Тут стал он описывать мне свое будущее супружеское блаженство и в чем же состояло оно?! В том, что он с любушкою своей станешь вместе окладывать дёрном могилы играть и целоваться с нею Он говорил, восхищался, а заступ его ботал о гробовые крышки
Тихон Сысоевич был оригинал вполне: он понравился мне за откровенность и весёлость свою.
Да о чем же и тосковать, барин? говорил он. Вот придёт старость брюзгливая: тогда еще надумаешься как надобно умирать. Кручинится тот, у кого совесть нечиста; правда, я не богат, живу мёртвыми, с них собираю оброк, да разве лучше нас жили, вот хоть бы этот купчина, награбивший себе золота на десять жизней? говорил он, указывая рукавицею своею на замысловатую надпись, которою я уже поделился с вами, читатель али вон энтот судейской продолжал он, у которого и могила-то, сиротинка, заросла полынью?.. Или, что видишь издали-тo меж деревьев скалится белый камень, как в саване?..

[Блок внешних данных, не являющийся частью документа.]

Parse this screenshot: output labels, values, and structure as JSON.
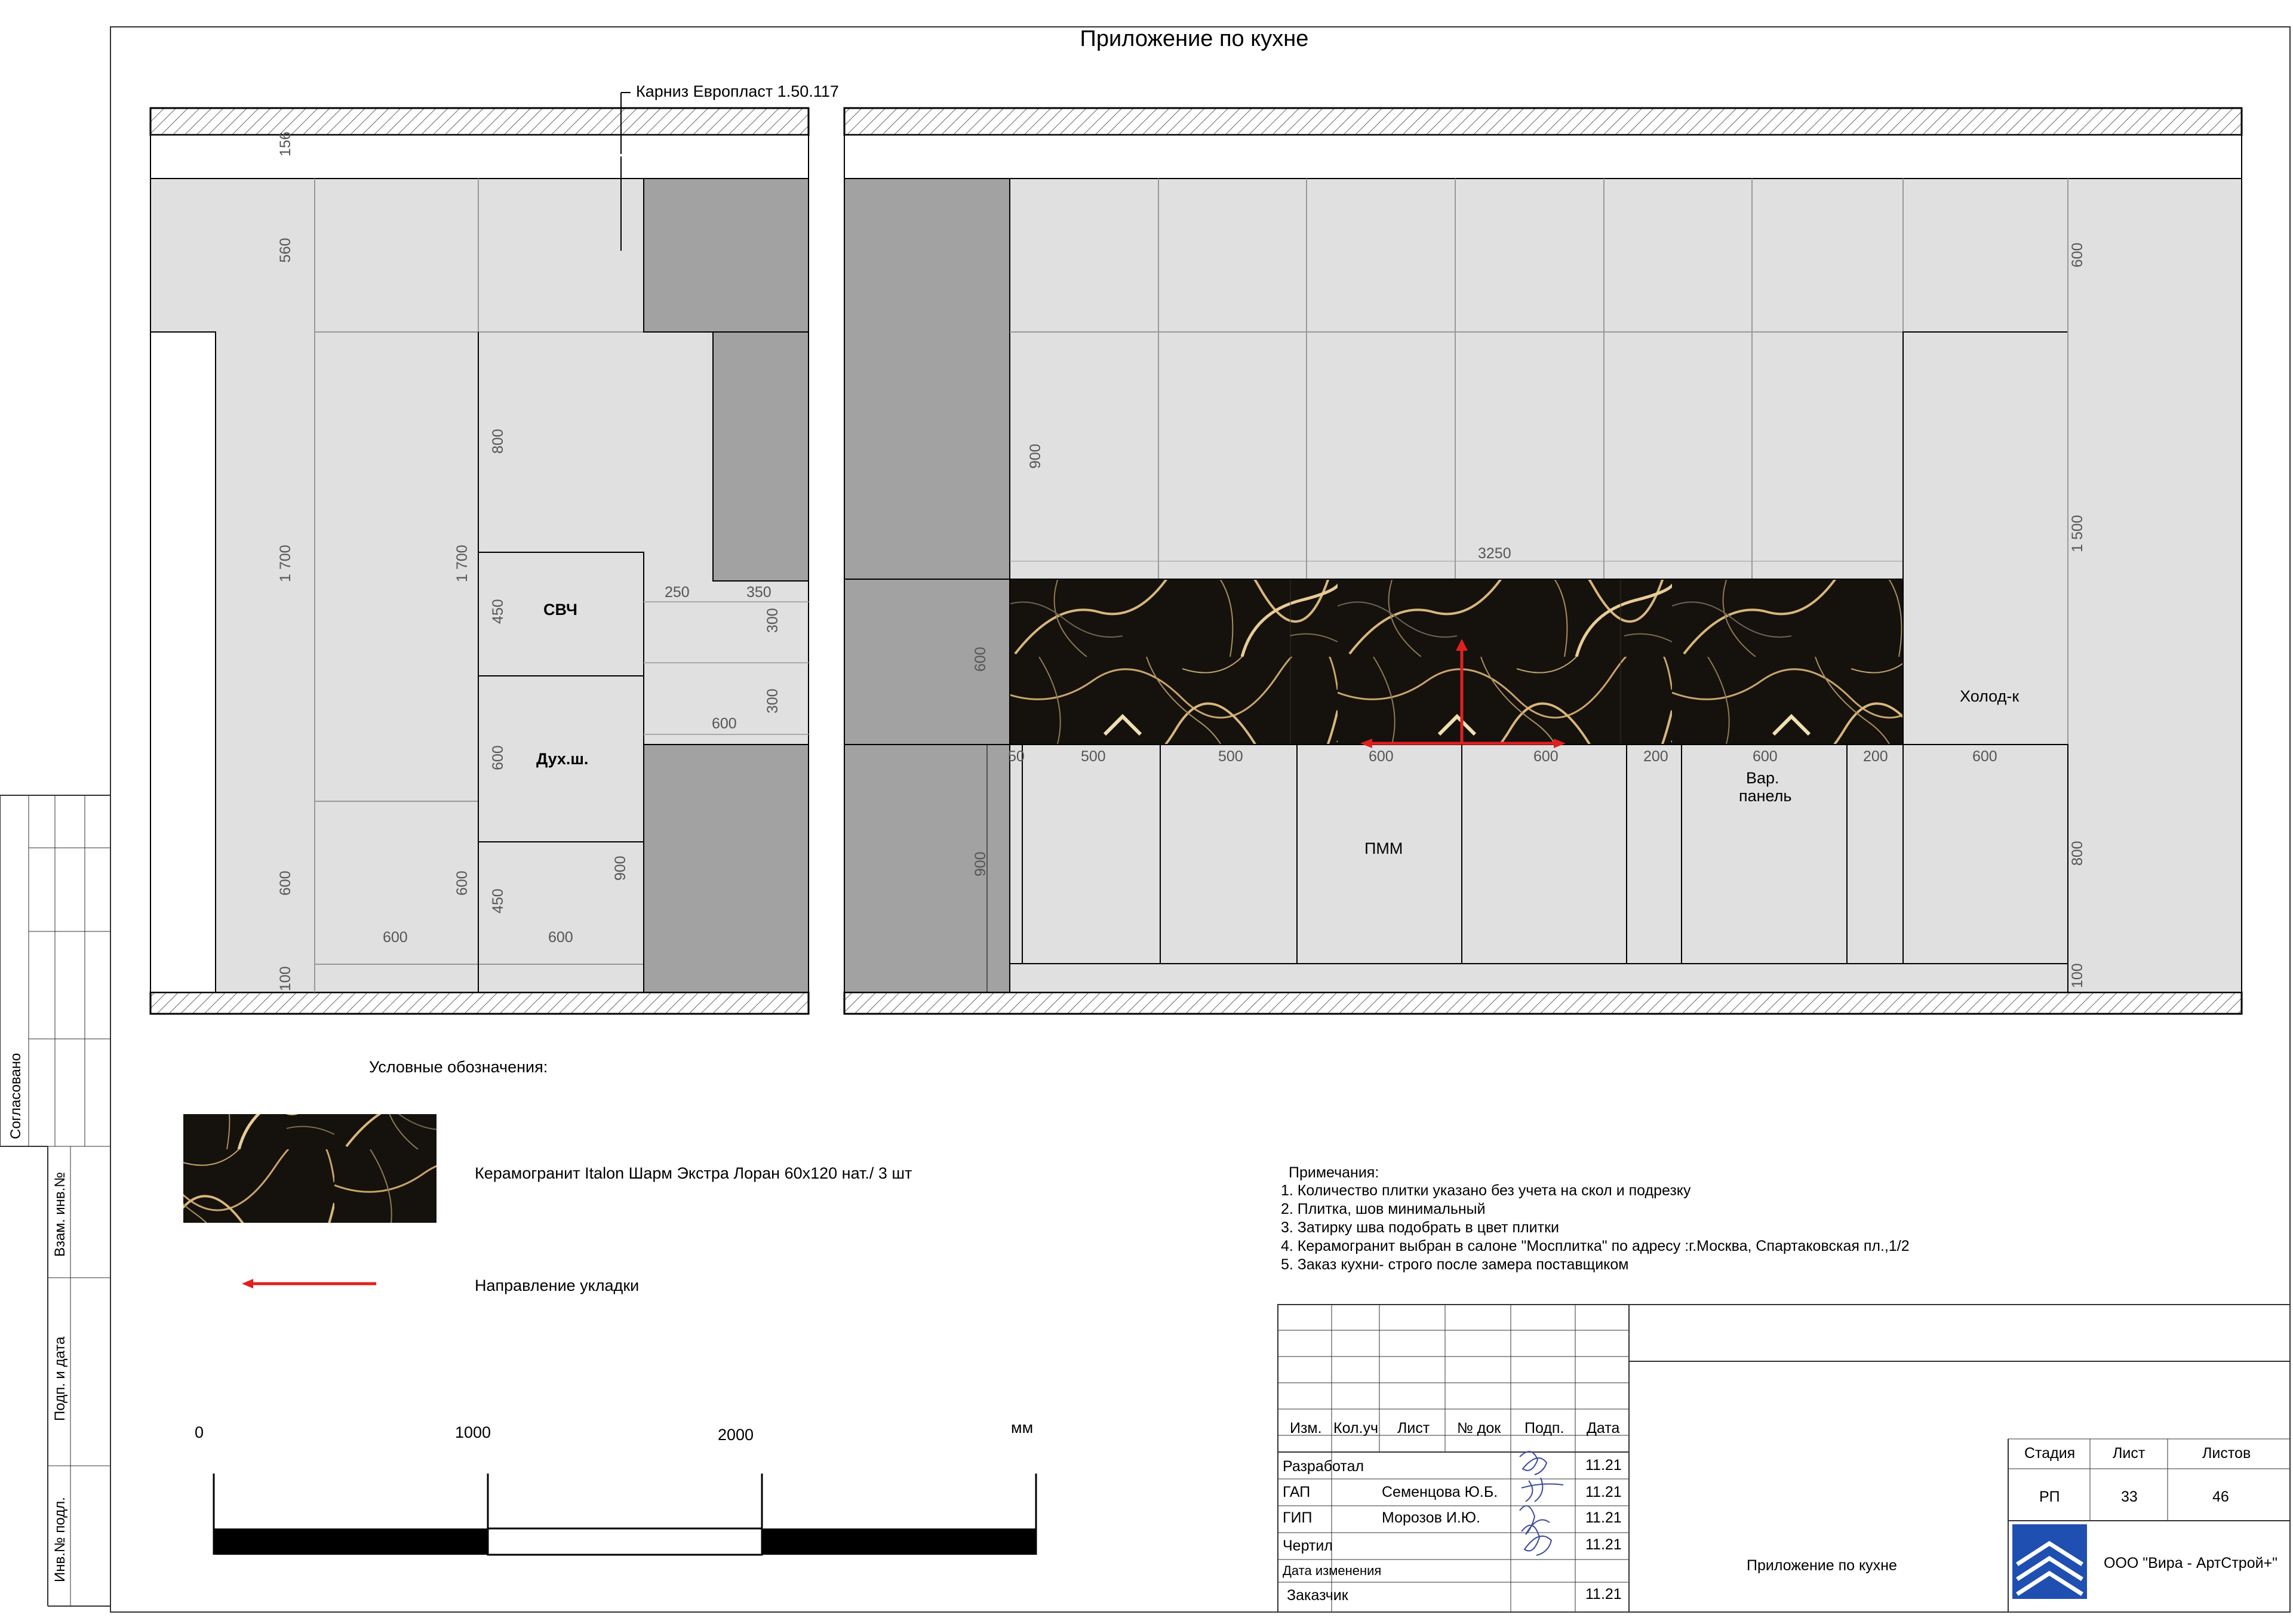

Я перервал Тихона Сысоевича, усадил его подле себя на могиле и у просил порассказать мне кое-что об жильцах его.
Короче, хочу уведомить вас, читатели, почти каждый вечер ходил я к Тихону Сысоевичу и он в досужие часы за мелкие серебряные монеты потешал меня многими дивными, чудными и разнообразными рассказами. Их передаю я вам. Садитесь и слушайте.
Вот первый вечер.
* * *
Давно, еще вскоре после Французского года, как называют простолюдины незабвенный 1812 год, в Таганке у Спаса в Чигасах[1] стоял на широком дворе, похожем на пустырь, заросший крапивою, полукаменный и полудеревянный дом. Железные ставни и толстые болты, мотавшиеся у окон его, как руки скелетов; злая лохматая цепная собака, лаявшая на прохожих и проезжих из подворотни; запертая калитка с колокольчиком сверху; медная икона, врезанная на воротах; неизменная скамейка близ них, и наконец высокий забор со шпилями вокруг всего двора в угрозу ворам: всё это выказывало принадлежность и жительство богатого Московского купчины. Таганка и Замоскворечье и теперь богаты богатыми.